The conventional wisdom for years, particularly in the bullish case for battery storage development, has been that an increasingly renewable grid will be challenged by the intermittency of wind and solar and will, if displacing flexible gas-fired generation, require a great deal of responsive capacity in the form of ancillary services to maintain stability. Unfortunately for the proponents of this view, the need for increased ancillary service capacity has not materialized consistently in markets that have seen high levels of renewable penetration, like the California ISO and ERCOT. FERC Order 841 orders ISOs to adjust market rules as necessary to accommodate and fairly compensate battery energy storage resources on their systems, which may include, for instance, a new ultra-responsive regulation product specifically designed for batteries (such as ERCOT’s fast-responding regulation service, or PJM’s Reg-D). Even so, these markets do not currently, and are not likely to in the future, present the depth necessary to accommodate more than a modest amount of new BESS capacity.
With limited battery storage capacity currently operating on their respective power grids, regulation markets in California, New York, and Texas have in recent years seen battery storage resources freely clear the majority of the capacity they choose to offer in, in a majority of the hours in which they participate. As installed battery storage capacity grows to ultimately eclipse the size of these regulation markets, however, batteries will be forced to compete over roughly static volumes of regulation service to be awarded. Not only will this drive down price as low-cost batteries fight to clear for regulation, but two other possibilities arise: volumes available to any single battery storage resource will decline, as regulation awards are split pro rata to competing batteries, or only those newest, lowest-cost units, able to undercut their competitors on their offer prices, will dominate the market. Nor are batteries the only threat to dilute ancillary service markets. As American energy markets give way to increasing levels of wind, solar, and battery storage driving grid operations, traditional thermal generators may seek to reposition themselves in the energy market of the future. This could include, among other things, a recalibration of these dispatchable resources toward ancillary services, carving further into the earning opportunity for batteries.

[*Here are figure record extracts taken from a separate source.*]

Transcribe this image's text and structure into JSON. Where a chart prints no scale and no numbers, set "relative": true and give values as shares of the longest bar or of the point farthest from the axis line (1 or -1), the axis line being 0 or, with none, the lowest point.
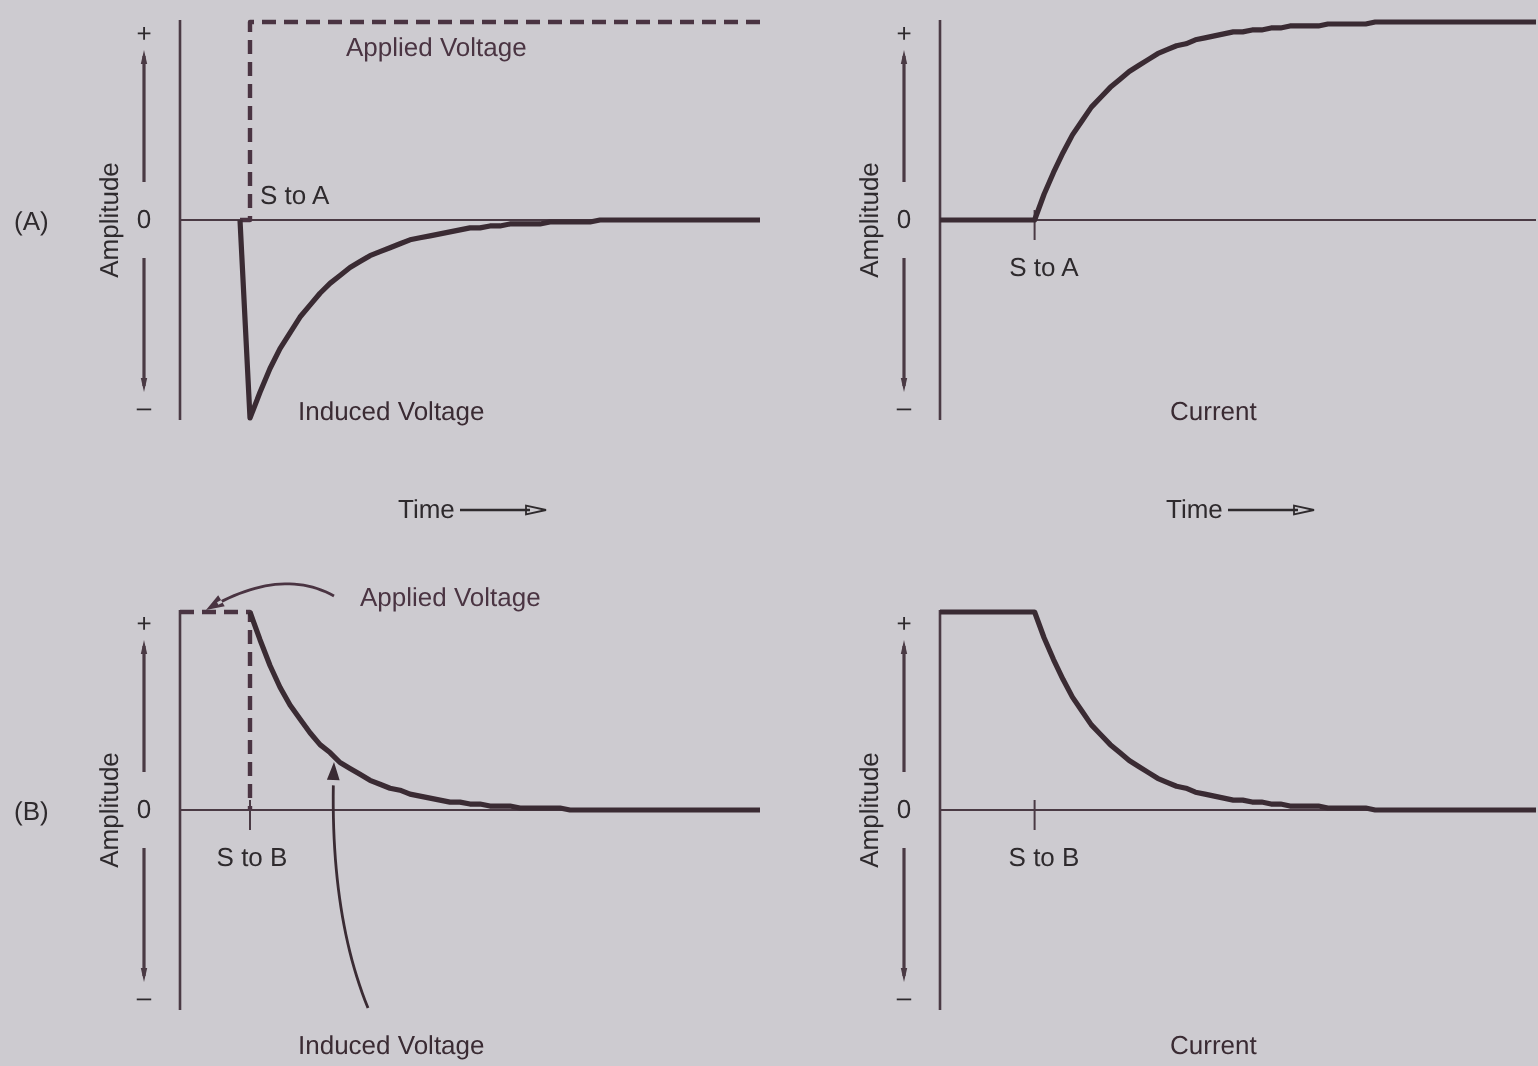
{
  "chart_data": [
    {
      "type": "line",
      "xlabel": "Time",
      "ylabel": "Amplitude",
      "relative": true,
      "annotations": [
        "(A)",
        "S to A",
        "+",
        "0",
        "–"
      ],
      "categories": [
        null,
        null,
        null,
        null,
        null,
        null,
        null,
        null,
        null,
        null,
        null,
        null,
        null,
        null,
        null,
        null,
        null,
        null,
        null,
        null,
        null,
        null,
        null,
        null,
        null,
        null,
        null,
        null,
        null,
        null,
        null,
        null,
        null,
        null,
        null,
        null,
        null,
        null,
        null,
        null,
        null,
        null,
        null,
        null,
        null,
        null,
        null,
        null,
        null,
        null,
        null,
        null,
        null,
        null,
        null,
        null,
        null,
        null,
        null
      ],
      "series": [
        {
          "name": "Applied Voltage",
          "type": "step",
          "line_style": "dashed",
          "color": "#4a3442",
          "values": [
            null,
            null,
            null,
            null,
            null,
            null,
            0,
            1,
            1,
            1,
            1,
            1,
            1,
            1,
            1,
            1,
            1,
            1,
            1,
            1,
            1,
            1,
            1,
            1,
            1,
            1,
            1,
            1,
            1,
            1,
            1,
            1,
            1,
            1,
            1,
            1,
            1,
            1,
            1,
            1,
            1,
            1,
            1,
            1,
            1,
            1,
            1,
            1,
            1,
            1,
            1,
            1,
            1,
            1,
            1,
            1,
            1,
            1,
            1
          ]
        },
        {
          "name": "Induced Voltage",
          "color": "#3a2b33",
          "values": [
            null,
            null,
            null,
            null,
            null,
            null,
            0,
            -1,
            -0.87,
            -0.75,
            -0.65,
            -0.57,
            -0.49,
            -0.43,
            -0.37,
            -0.32,
            -0.28,
            -0.24,
            -0.21,
            -0.18,
            -0.16,
            -0.14,
            -0.12,
            -0.1,
            -0.09,
            -0.08,
            -0.07,
            -0.06,
            -0.05,
            -0.04,
            -0.04,
            -0.03,
            -0.03,
            -0.02,
            -0.02,
            -0.02,
            -0.02,
            -0.01,
            -0.01,
            -0.01,
            -0.01,
            -0.01,
            0,
            0,
            0,
            0,
            0,
            0,
            0,
            0,
            0,
            0,
            0,
            0,
            0,
            0,
            0,
            0,
            0
          ]
        }
      ]
    },
    {
      "type": "line",
      "xlabel": "Time",
      "ylabel": "Amplitude",
      "relative": true,
      "annotations": [
        "S to A",
        "+",
        "0",
        "–"
      ],
      "categories": [
        null,
        null,
        null,
        null,
        null,
        null,
        null,
        null,
        null,
        null,
        null,
        null,
        null,
        null,
        null,
        null,
        null,
        null,
        null,
        null,
        null,
        null,
        null,
        null,
        null,
        null,
        null,
        null,
        null,
        null,
        null,
        null,
        null,
        null,
        null,
        null,
        null,
        null,
        null,
        null,
        null,
        null,
        null,
        null,
        null,
        null,
        null,
        null,
        null,
        null,
        null,
        null,
        null,
        null,
        null,
        null,
        null,
        null,
        null,
        null,
        null,
        null,
        null,
        null
      ],
      "series": [
        {
          "name": "Current",
          "color": "#3a2b33",
          "values": [
            0,
            0,
            0,
            0,
            0,
            0,
            0,
            0,
            0,
            0,
            0,
            0.13,
            0.24,
            0.34,
            0.43,
            0.5,
            0.57,
            0.62,
            0.67,
            0.71,
            0.75,
            0.78,
            0.81,
            0.84,
            0.86,
            0.88,
            0.89,
            0.91,
            0.92,
            0.93,
            0.94,
            0.95,
            0.95,
            0.96,
            0.96,
            0.97,
            0.97,
            0.98,
            0.98,
            0.98,
            0.98,
            0.99,
            0.99,
            0.99,
            0.99,
            0.99,
            1,
            1,
            1,
            1,
            1,
            1,
            1,
            1,
            1,
            1,
            1,
            1,
            1,
            1,
            1,
            1,
            1,
            1
          ]
        }
      ]
    },
    {
      "type": "line",
      "ylabel": "Amplitude",
      "relative": true,
      "annotations": [
        "(B)",
        "S to B",
        "+",
        "0",
        "–"
      ],
      "categories": [
        null,
        null,
        null,
        null,
        null,
        null,
        null,
        null,
        null,
        null,
        null,
        null,
        null,
        null,
        null,
        null,
        null,
        null,
        null,
        null,
        null,
        null,
        null,
        null,
        null,
        null,
        null,
        null,
        null,
        null,
        null,
        null,
        null,
        null,
        null,
        null,
        null,
        null,
        null,
        null,
        null,
        null,
        null,
        null,
        null,
        null,
        null,
        null,
        null,
        null,
        null,
        null,
        null,
        null,
        null,
        null,
        null,
        null,
        null
      ],
      "series": [
        {
          "name": "Applied Voltage",
          "type": "step",
          "line_style": "dashed",
          "color": "#4a3442",
          "values": [
            1,
            1,
            1,
            1,
            1,
            1,
            1,
            0,
            null,
            null,
            null,
            null,
            null,
            null,
            null,
            null,
            null,
            null,
            null,
            null,
            null,
            null,
            null,
            null,
            null,
            null,
            null,
            null,
            null,
            null,
            null,
            null,
            null,
            null,
            null,
            null,
            null,
            null,
            null,
            null,
            null,
            null,
            null,
            null,
            null,
            null,
            null,
            null,
            null,
            null,
            null,
            null,
            null,
            null,
            null,
            null,
            null,
            null,
            null
          ]
        },
        {
          "name": "Induced Voltage",
          "color": "#3a2b33",
          "values": [
            null,
            null,
            null,
            null,
            null,
            null,
            null,
            1,
            0.86,
            0.73,
            0.62,
            0.53,
            0.46,
            0.39,
            0.33,
            0.29,
            0.24,
            0.21,
            0.18,
            0.15,
            0.13,
            0.11,
            0.1,
            0.08,
            0.07,
            0.06,
            0.05,
            0.04,
            0.04,
            0.03,
            0.03,
            0.02,
            0.02,
            0.02,
            0.01,
            0.01,
            0.01,
            0.01,
            0.01,
            0,
            0,
            0,
            0,
            0,
            0,
            0,
            0,
            0,
            0,
            0,
            0,
            0,
            0,
            0,
            0,
            0,
            0,
            0,
            0
          ]
        }
      ]
    },
    {
      "type": "line",
      "ylabel": "Amplitude",
      "relative": true,
      "annotations": [
        "S to B",
        "+",
        "0",
        "–"
      ],
      "categories": [
        null,
        null,
        null,
        null,
        null,
        null,
        null,
        null,
        null,
        null,
        null,
        null,
        null,
        null,
        null,
        null,
        null,
        null,
        null,
        null,
        null,
        null,
        null,
        null,
        null,
        null,
        null,
        null,
        null,
        null,
        null,
        null,
        null,
        null,
        null,
        null,
        null,
        null,
        null,
        null,
        null,
        null,
        null,
        null,
        null,
        null,
        null,
        null,
        null,
        null,
        null,
        null,
        null,
        null,
        null,
        null,
        null,
        null,
        null,
        null,
        null,
        null,
        null,
        null
      ],
      "series": [
        {
          "name": "Current",
          "color": "#3a2b33",
          "values": [
            1,
            1,
            1,
            1,
            1,
            1,
            1,
            1,
            1,
            1,
            1,
            0.87,
            0.76,
            0.66,
            0.57,
            0.5,
            0.43,
            0.38,
            0.33,
            0.29,
            0.25,
            0.22,
            0.19,
            0.16,
            0.14,
            0.12,
            0.11,
            0.09,
            0.08,
            0.07,
            0.06,
            0.05,
            0.05,
            0.04,
            0.04,
            0.03,
            0.03,
            0.02,
            0.02,
            0.02,
            0.02,
            0.01,
            0.01,
            0.01,
            0.01,
            0.01,
            0,
            0,
            0,
            0,
            0,
            0,
            0,
            0,
            0,
            0,
            0,
            0,
            0,
            0,
            0,
            0,
            0,
            0
          ]
        }
      ]
    }
  ]
}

The price and dilution issues seen in the regulation market are likely to translate into similar, albeit lower order, effects in the market for other ancillary services such as spinning and non-synchronous reserves. Because these products are generally lower-value and don’t present the same inherent technical advantages for batteries, they may initially show more resiliency to new battery storage additions, but they too are unlikely to present the depth or value to support the levels of BESS projected to enter the market in the coming years.
By way of example, for a battery entering service in 2021 in the California ISO, PA Consulting projects a decline in ancillary service revenues from over $70/kW-year in 2021, to just over $10/kW-year by 2027, as California’s regulation and spinning reserve markets become increasingly saturated with new battery storage.
With little indication that ancillary service volume requirements will significantly increase in response to higher levels of intermittent generation and over 3,000 MW of new battery storage capacity projected to enter service in the U.S. by 2022, battery energy storage investors would be wise to properly calibrate expectations of future earnings in the ancillary service markets, instead focusing on state policy support, intraday pricing differentials, and opportunities presented by the changing resource mix.
Correction: An earlier version of this story had an incorrect amount for the battery energy storage systems that are either online or in the interconnection queue in PJM. It is 3,900 MW.